[東京 18日 ロイター] - 政府の新型コロナウイルス感染症対策分科会の会長を務める尾身茂・独立行政法人地域医療機能推進機構理事長ら専門家は18日、東京五輪・パラリンピックでの感染拡大を予防するため取りまとめた提言について都内で会見した。提言の理由について尾身氏は、感染が再拡大するリスクがあると強調し、五輪開催中に中断するようなことがないよう、必要ならば強い対策を躊躇(ちゅうちょ)なく打って欲しいためだと説明した。
<東京五輪開催、国際公約となったため中止は提言せず>
尾身氏は五輪開催の中止を提言しない理由について、菅義偉首相が主要7カ国首脳会議(G7サミット)で開催を約束し、国際公約となっているためだとし、一時は中止を選択肢とするよう提言する案もあったが、結局盛り込まなかったと説明した。
尾身氏は、国際公約は守るのが当然との見解も示した。
尾身氏は、五輪開催期間中であっても、医療がひっ迫する可能性があれば躊躇なく強い対策を当該地域で取ってほしいと訴えた。医療の逼迫の可能性を判断する具体的なタイミングとして、病床が満杯になる2週間前との見解を示した。
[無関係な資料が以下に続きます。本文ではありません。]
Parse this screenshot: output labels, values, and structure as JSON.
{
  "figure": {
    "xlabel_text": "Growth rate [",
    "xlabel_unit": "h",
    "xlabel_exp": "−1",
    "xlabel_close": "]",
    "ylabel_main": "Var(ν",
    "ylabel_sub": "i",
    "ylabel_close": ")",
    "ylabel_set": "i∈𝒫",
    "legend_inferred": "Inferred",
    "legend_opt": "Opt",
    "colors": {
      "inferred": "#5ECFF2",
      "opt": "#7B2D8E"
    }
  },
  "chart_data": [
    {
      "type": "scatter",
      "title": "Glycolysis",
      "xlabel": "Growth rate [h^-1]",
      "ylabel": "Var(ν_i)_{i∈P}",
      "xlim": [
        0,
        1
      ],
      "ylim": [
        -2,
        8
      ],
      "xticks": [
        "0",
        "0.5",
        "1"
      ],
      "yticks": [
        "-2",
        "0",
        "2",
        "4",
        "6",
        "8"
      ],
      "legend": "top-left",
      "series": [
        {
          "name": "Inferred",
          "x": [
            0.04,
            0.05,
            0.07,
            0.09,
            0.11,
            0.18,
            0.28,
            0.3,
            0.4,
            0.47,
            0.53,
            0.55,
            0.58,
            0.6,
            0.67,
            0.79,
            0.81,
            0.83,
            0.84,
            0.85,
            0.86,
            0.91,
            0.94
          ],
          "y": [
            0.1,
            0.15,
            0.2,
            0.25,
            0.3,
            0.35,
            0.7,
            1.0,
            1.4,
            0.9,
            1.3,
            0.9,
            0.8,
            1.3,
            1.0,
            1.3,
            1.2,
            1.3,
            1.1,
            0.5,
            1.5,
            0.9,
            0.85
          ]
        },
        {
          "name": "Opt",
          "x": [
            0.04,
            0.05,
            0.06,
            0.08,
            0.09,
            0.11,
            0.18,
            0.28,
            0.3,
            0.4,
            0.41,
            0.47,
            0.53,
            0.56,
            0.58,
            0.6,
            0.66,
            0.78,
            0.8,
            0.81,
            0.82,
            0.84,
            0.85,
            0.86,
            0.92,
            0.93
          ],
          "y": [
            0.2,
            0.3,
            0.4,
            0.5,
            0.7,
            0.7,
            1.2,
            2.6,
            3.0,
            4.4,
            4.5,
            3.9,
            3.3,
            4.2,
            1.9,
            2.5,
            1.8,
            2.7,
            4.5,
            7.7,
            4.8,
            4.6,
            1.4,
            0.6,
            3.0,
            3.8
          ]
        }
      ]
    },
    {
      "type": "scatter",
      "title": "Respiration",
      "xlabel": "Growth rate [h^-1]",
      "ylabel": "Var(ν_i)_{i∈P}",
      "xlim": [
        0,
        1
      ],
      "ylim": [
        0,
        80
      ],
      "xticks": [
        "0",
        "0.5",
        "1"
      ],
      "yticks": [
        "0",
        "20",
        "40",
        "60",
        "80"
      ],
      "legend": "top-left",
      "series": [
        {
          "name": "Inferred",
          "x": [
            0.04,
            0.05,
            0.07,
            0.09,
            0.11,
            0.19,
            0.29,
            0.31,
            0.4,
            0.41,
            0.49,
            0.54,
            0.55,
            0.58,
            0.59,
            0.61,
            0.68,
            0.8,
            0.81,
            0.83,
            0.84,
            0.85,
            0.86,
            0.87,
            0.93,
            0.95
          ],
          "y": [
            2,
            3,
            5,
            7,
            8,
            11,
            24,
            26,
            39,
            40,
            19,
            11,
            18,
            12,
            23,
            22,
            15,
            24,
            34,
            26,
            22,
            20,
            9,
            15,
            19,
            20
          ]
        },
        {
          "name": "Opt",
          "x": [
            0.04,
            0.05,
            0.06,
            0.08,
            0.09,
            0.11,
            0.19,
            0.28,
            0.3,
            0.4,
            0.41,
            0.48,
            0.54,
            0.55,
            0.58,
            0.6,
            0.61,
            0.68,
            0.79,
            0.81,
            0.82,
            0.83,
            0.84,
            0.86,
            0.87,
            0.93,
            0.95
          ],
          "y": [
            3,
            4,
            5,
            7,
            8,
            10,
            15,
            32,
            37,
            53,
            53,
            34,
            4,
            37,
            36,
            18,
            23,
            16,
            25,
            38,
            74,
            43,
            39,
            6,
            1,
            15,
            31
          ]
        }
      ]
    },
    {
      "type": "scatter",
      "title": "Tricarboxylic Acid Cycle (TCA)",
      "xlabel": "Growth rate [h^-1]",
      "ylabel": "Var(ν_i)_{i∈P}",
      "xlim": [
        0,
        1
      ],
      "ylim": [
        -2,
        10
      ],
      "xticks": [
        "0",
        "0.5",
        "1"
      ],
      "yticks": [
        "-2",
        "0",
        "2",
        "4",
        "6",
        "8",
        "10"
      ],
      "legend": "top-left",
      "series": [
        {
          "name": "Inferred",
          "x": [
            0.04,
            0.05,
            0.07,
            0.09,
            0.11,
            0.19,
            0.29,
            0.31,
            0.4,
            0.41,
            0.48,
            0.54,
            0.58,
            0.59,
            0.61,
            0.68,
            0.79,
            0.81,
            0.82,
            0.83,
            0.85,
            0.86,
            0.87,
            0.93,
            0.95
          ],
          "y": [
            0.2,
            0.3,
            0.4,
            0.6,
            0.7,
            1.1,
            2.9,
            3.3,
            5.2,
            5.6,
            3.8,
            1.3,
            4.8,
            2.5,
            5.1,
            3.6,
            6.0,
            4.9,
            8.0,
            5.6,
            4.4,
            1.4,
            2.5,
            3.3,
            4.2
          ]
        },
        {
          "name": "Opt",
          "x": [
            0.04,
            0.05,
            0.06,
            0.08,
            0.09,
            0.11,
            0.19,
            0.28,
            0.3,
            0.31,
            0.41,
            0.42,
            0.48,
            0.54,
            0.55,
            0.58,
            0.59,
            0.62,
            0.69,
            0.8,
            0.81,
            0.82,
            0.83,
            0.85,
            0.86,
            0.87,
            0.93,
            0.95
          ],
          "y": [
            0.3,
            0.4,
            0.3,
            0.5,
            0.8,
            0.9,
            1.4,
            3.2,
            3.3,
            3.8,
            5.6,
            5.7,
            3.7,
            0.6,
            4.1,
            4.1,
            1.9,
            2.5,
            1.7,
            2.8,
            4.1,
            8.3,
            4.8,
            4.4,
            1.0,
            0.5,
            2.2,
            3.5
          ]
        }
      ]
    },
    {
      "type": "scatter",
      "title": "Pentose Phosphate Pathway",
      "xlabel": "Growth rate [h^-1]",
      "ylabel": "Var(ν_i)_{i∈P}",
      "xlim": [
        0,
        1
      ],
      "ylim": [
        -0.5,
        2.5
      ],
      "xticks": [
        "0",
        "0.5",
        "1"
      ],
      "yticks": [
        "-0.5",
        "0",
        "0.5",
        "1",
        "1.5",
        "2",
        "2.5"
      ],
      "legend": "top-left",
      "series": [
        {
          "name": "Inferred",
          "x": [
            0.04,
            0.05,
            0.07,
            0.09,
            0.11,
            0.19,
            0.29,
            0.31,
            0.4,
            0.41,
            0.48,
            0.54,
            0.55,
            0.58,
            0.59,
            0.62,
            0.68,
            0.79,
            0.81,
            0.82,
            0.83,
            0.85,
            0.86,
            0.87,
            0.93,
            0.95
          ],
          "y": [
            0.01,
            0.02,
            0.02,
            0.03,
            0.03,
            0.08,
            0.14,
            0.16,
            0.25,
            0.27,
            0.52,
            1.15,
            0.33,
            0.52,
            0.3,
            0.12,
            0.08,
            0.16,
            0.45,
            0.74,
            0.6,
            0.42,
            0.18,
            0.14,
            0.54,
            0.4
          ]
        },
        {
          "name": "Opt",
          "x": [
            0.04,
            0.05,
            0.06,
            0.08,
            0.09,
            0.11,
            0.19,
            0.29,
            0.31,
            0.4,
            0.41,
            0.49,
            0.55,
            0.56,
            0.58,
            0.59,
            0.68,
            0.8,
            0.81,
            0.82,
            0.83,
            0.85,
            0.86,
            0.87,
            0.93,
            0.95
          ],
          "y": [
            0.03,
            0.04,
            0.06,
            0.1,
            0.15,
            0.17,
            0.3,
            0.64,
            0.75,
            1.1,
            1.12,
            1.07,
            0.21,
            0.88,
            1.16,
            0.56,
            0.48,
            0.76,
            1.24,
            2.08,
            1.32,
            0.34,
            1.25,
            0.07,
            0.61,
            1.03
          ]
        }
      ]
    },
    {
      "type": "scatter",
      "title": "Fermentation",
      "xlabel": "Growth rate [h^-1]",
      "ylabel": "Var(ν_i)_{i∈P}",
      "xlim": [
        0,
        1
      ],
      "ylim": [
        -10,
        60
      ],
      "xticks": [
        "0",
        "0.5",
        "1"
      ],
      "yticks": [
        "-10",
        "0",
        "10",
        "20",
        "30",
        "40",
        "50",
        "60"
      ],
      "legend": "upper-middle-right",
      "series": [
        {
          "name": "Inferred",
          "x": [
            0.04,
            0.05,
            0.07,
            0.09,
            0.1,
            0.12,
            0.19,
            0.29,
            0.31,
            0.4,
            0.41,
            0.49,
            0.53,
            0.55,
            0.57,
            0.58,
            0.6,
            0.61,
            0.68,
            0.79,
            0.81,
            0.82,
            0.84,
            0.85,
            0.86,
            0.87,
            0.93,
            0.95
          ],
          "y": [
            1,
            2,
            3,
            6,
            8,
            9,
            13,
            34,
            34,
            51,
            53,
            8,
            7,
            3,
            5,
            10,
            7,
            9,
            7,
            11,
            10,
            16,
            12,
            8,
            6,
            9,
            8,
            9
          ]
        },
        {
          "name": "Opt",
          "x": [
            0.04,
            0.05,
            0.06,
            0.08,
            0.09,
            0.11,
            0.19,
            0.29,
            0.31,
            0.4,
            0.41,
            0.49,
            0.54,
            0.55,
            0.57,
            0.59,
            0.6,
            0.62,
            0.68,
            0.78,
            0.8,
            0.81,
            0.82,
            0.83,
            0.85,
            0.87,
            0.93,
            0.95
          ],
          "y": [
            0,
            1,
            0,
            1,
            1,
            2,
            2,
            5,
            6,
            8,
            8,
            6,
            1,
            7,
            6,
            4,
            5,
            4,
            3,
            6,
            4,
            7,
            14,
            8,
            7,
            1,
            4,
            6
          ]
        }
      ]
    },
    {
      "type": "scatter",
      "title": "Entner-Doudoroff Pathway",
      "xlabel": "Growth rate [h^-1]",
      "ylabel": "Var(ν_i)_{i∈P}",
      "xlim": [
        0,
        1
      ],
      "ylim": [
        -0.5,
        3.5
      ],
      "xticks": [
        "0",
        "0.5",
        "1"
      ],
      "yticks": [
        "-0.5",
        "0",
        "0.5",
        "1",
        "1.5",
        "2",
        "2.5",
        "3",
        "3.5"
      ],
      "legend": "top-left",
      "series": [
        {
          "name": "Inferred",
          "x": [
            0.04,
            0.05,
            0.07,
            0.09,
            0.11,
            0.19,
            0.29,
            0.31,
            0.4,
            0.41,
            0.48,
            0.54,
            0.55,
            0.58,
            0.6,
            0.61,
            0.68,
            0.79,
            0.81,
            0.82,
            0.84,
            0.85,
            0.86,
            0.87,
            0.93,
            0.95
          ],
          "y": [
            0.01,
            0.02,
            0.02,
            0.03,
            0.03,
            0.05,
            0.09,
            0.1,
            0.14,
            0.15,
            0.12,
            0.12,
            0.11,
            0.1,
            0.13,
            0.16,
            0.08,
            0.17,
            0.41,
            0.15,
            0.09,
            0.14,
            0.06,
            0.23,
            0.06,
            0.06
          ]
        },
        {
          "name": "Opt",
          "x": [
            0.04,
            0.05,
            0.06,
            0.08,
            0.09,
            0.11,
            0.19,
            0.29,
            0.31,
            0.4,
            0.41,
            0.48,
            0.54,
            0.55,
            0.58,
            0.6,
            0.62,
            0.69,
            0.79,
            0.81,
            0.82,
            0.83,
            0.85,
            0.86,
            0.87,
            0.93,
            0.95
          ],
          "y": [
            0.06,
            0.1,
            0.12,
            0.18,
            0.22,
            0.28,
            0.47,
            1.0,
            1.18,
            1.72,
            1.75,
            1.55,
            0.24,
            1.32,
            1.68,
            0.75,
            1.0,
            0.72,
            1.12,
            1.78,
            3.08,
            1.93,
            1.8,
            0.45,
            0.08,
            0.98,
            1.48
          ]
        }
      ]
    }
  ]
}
提言では、感染再拡大のリスクが複数ある中で「無観客が最もリスクが低く、望ましい」との見解を示し、観客を入れる場合でも「感染拡大・医療逼迫の予兆が察知された場合は無観客とすること」なども盛り込んでいる。
尾身氏は、五輪と野球やサッカーとでは規模や注目度が異なるとして、会場の観客数制限について、上限1万人など、政府が示した大規模イベントの基準を「当てはめるのはやめて欲しい」と訴えた。
尾身氏は国民のコロナ疲れに言及し、国や自治体が外出自粛(ステイホーム)や飲食店の営業時間短縮を要請しても「国民の心に響かない」と指摘。ワクチン接種が広く普及するまでの感染防止策として、情報技術(IT)などを活用した新機軸を打ち出すよう求めた。
一例として、保健所の感染情報連絡が手書きのため、首都圏など都市部での感染履歴の追跡が難しく、感染者数の下げ止まりの要因になっているとの見解を示した。